To protect the buyer against default by the Option Writer, the latter has to pay a deposit to the Exchange for each option sold. This amounts to about 10% of the total value of the option (not just the premium, but the strike value x units per lot) for Nifty (about Rs 20000/- presently), but is considerably higher for individual scrips. The actual percentage is calculated depending on volatility and open interest position in the derivative. This may vary from day to day or week to week.
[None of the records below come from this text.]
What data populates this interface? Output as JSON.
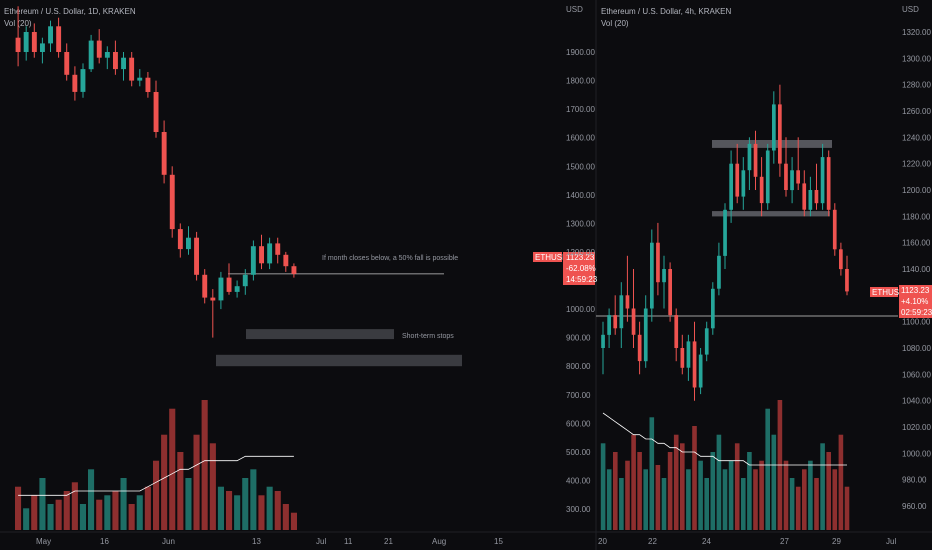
{
  "colors": {
    "up": "#26a69a",
    "down": "#ef5350",
    "up_vol": "#1e6e66",
    "down_vol": "#8e2f2f",
    "ma": "#ffffff",
    "zone": "#3a3b40",
    "tag_bg": "#ef5350"
  },
  "left": {
    "title": "Ethereum / U.S. Dollar, 1D, KRAKEN",
    "vol_label": "Vol (20)",
    "axis_unit": "USD",
    "price_ticks": [
      "1900.00",
      "1800.00",
      "1700.00",
      "1600.00",
      "1500.00",
      "1400.00",
      "1300.00",
      "1200.00",
      "1000.00",
      "900.00",
      "800.00",
      "700.00",
      "600.00",
      "500.00",
      "400.00",
      "300.00"
    ],
    "time_ticks": [
      "May",
      "16",
      "Jun",
      "13",
      "Jul",
      "11",
      "21",
      "Aug",
      "15"
    ],
    "price_tag": {
      "symbol": "ETHUSD",
      "price": "1123.23",
      "change": "-62.08%",
      "countdown": "14:59:23"
    },
    "annotations": {
      "month_close": "If month closes below, a 50% fall is possible",
      "stops": "Short-term stops"
    }
  },
  "right": {
    "title": "Ethereum / U.S. Dollar, 4h, KRAKEN",
    "vol_label": "Vol (20)",
    "axis_unit": "USD",
    "price_ticks": [
      "1320.00",
      "1300.00",
      "1280.00",
      "1260.00",
      "1240.00",
      "1220.00",
      "1200.00",
      "1180.00",
      "1160.00",
      "1140.00",
      "1100.00",
      "1080.00",
      "1060.00",
      "1040.00",
      "1020.00",
      "1000.00",
      "980.00",
      "960.00"
    ],
    "time_ticks": [
      "20",
      "22",
      "24",
      "27",
      "29",
      "Jul"
    ],
    "price_tag": {
      "symbol": "ETHUSD",
      "price": "1123.23",
      "change": "+4.10%",
      "countdown": "02:59:23"
    }
  },
  "chart_data": [
    {
      "type": "candlestick",
      "title": "Ethereum / U.S. Dollar, 1D, KRAKEN",
      "ylim": [
        300,
        2000
      ],
      "candles": [
        [
          1950,
          2060,
          1850,
          1900
        ],
        [
          1900,
          1990,
          1870,
          1970
        ],
        [
          1970,
          2000,
          1880,
          1900
        ],
        [
          1900,
          1950,
          1860,
          1930
        ],
        [
          1930,
          2010,
          1900,
          1990
        ],
        [
          1990,
          2020,
          1880,
          1900
        ],
        [
          1900,
          1930,
          1800,
          1820
        ],
        [
          1820,
          1850,
          1730,
          1760
        ],
        [
          1760,
          1860,
          1740,
          1840
        ],
        [
          1840,
          1960,
          1830,
          1940
        ],
        [
          1940,
          1980,
          1860,
          1880
        ],
        [
          1880,
          1920,
          1840,
          1900
        ],
        [
          1900,
          1940,
          1820,
          1840
        ],
        [
          1840,
          1900,
          1800,
          1880
        ],
        [
          1880,
          1900,
          1780,
          1800
        ],
        [
          1800,
          1840,
          1780,
          1810
        ],
        [
          1810,
          1830,
          1740,
          1760
        ],
        [
          1760,
          1800,
          1600,
          1620
        ],
        [
          1620,
          1660,
          1440,
          1470
        ],
        [
          1470,
          1500,
          1250,
          1280
        ],
        [
          1280,
          1300,
          1180,
          1210
        ],
        [
          1210,
          1290,
          1190,
          1250
        ],
        [
          1250,
          1270,
          1100,
          1120
        ],
        [
          1120,
          1140,
          1020,
          1040
        ],
        [
          1040,
          1070,
          900,
          1030
        ],
        [
          1030,
          1130,
          1000,
          1110
        ],
        [
          1110,
          1160,
          1050,
          1060
        ],
        [
          1060,
          1100,
          1040,
          1080
        ],
        [
          1080,
          1140,
          1050,
          1120
        ],
        [
          1120,
          1240,
          1100,
          1220
        ],
        [
          1220,
          1260,
          1140,
          1160
        ],
        [
          1160,
          1250,
          1140,
          1230
        ],
        [
          1230,
          1250,
          1160,
          1190
        ],
        [
          1190,
          1200,
          1130,
          1150
        ],
        [
          1150,
          1160,
          1110,
          1123
        ]
      ],
      "volumes": [
        10,
        5,
        8,
        12,
        6,
        7,
        9,
        11,
        6,
        14,
        7,
        8,
        9,
        12,
        6,
        8,
        10,
        16,
        22,
        28,
        18,
        12,
        22,
        30,
        20,
        10,
        9,
        8,
        12,
        14,
        8,
        10,
        9,
        6,
        4
      ],
      "volume_ma": [
        8,
        8,
        8,
        8,
        8,
        8,
        8,
        9,
        9,
        9,
        9,
        9,
        9,
        9,
        9,
        9,
        10,
        11,
        12,
        13,
        14,
        14,
        15,
        16,
        16,
        16,
        16,
        16,
        17,
        17,
        17,
        17,
        17,
        17,
        17
      ],
      "levels": {
        "month_close_line": 1123,
        "short_term_stops_zone": [
          895,
          930
        ],
        "deep_support_zone": [
          800,
          840
        ]
      },
      "annotations": [
        "If month closes below, a 50% fall is possible",
        "Short-term stops"
      ],
      "last_price": 1123.23,
      "change_percent": "-62.08%"
    },
    {
      "type": "candlestick",
      "title": "Ethereum / U.S. Dollar, 4h, KRAKEN",
      "ylim": [
        950,
        1330
      ],
      "candles": [
        [
          1080,
          1100,
          1060,
          1090
        ],
        [
          1090,
          1110,
          1080,
          1105
        ],
        [
          1105,
          1120,
          1090,
          1095
        ],
        [
          1095,
          1130,
          1080,
          1120
        ],
        [
          1120,
          1150,
          1100,
          1110
        ],
        [
          1110,
          1140,
          1080,
          1090
        ],
        [
          1090,
          1100,
          1060,
          1070
        ],
        [
          1070,
          1120,
          1065,
          1110
        ],
        [
          1110,
          1170,
          1100,
          1160
        ],
        [
          1160,
          1175,
          1120,
          1130
        ],
        [
          1130,
          1150,
          1110,
          1140
        ],
        [
          1140,
          1145,
          1100,
          1105
        ],
        [
          1105,
          1110,
          1070,
          1080
        ],
        [
          1080,
          1090,
          1060,
          1065
        ],
        [
          1065,
          1090,
          1055,
          1085
        ],
        [
          1085,
          1100,
          1040,
          1050
        ],
        [
          1050,
          1080,
          1045,
          1075
        ],
        [
          1075,
          1100,
          1070,
          1095
        ],
        [
          1095,
          1130,
          1090,
          1125
        ],
        [
          1125,
          1160,
          1120,
          1150
        ],
        [
          1150,
          1190,
          1140,
          1185
        ],
        [
          1185,
          1230,
          1175,
          1220
        ],
        [
          1220,
          1235,
          1190,
          1195
        ],
        [
          1195,
          1225,
          1185,
          1215
        ],
        [
          1215,
          1240,
          1200,
          1235
        ],
        [
          1235,
          1245,
          1200,
          1210
        ],
        [
          1210,
          1225,
          1180,
          1190
        ],
        [
          1190,
          1235,
          1185,
          1230
        ],
        [
          1230,
          1275,
          1220,
          1265
        ],
        [
          1265,
          1280,
          1210,
          1220
        ],
        [
          1220,
          1240,
          1195,
          1200
        ],
        [
          1200,
          1225,
          1190,
          1215
        ],
        [
          1215,
          1240,
          1200,
          1205
        ],
        [
          1205,
          1215,
          1180,
          1185
        ],
        [
          1185,
          1210,
          1180,
          1200
        ],
        [
          1200,
          1220,
          1185,
          1190
        ],
        [
          1190,
          1235,
          1185,
          1225
        ],
        [
          1225,
          1230,
          1180,
          1185
        ],
        [
          1185,
          1190,
          1150,
          1155
        ],
        [
          1155,
          1160,
          1135,
          1140
        ],
        [
          1140,
          1150,
          1120,
          1123
        ]
      ],
      "volumes": [
        20,
        14,
        18,
        12,
        16,
        22,
        18,
        14,
        26,
        15,
        12,
        18,
        22,
        20,
        14,
        24,
        16,
        12,
        18,
        22,
        14,
        16,
        20,
        12,
        18,
        14,
        16,
        28,
        22,
        30,
        16,
        12,
        10,
        14,
        16,
        12,
        20,
        18,
        14,
        22,
        10
      ],
      "volume_ma": [
        27,
        26,
        25,
        24,
        23,
        22,
        22,
        21,
        21,
        20,
        20,
        19,
        19,
        18,
        18,
        18,
        17,
        17,
        17,
        16,
        16,
        16,
        16,
        16,
        15,
        15,
        15,
        15,
        15,
        15,
        15,
        15,
        15,
        15,
        15,
        15,
        15,
        15,
        15,
        15,
        15
      ],
      "levels": {
        "resistance_zone": [
          1232,
          1238
        ],
        "support_zone": [
          1180,
          1184
        ],
        "horizontal_line": 1108
      },
      "last_price": 1123.23,
      "change_percent": "+4.10%"
    }
  ]
}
The deposit is returned to the Option Writer once he has squared up his option (after adjustments for any loss or gain).
How does an option writer make money ?
The gains follow this formula : Selling premium minus buy back premium x units per lot x number of options.
This could be possible in any of the following situations :
a) By buying back if the option premium falls due to volatility of the scrip.b) If the scrip price remains stagnant, the option writer would gain by the inevitable time decay (see under Terminology category) that occurs as the expiry date approaches.
Usually option writers concentrate on large volumes and low profits per option, thereby ensuring consistent profits. Option writing using time-decay is a method of generating a monthly income from the markets as against investing or speculating - that is dependent only on scrip movements.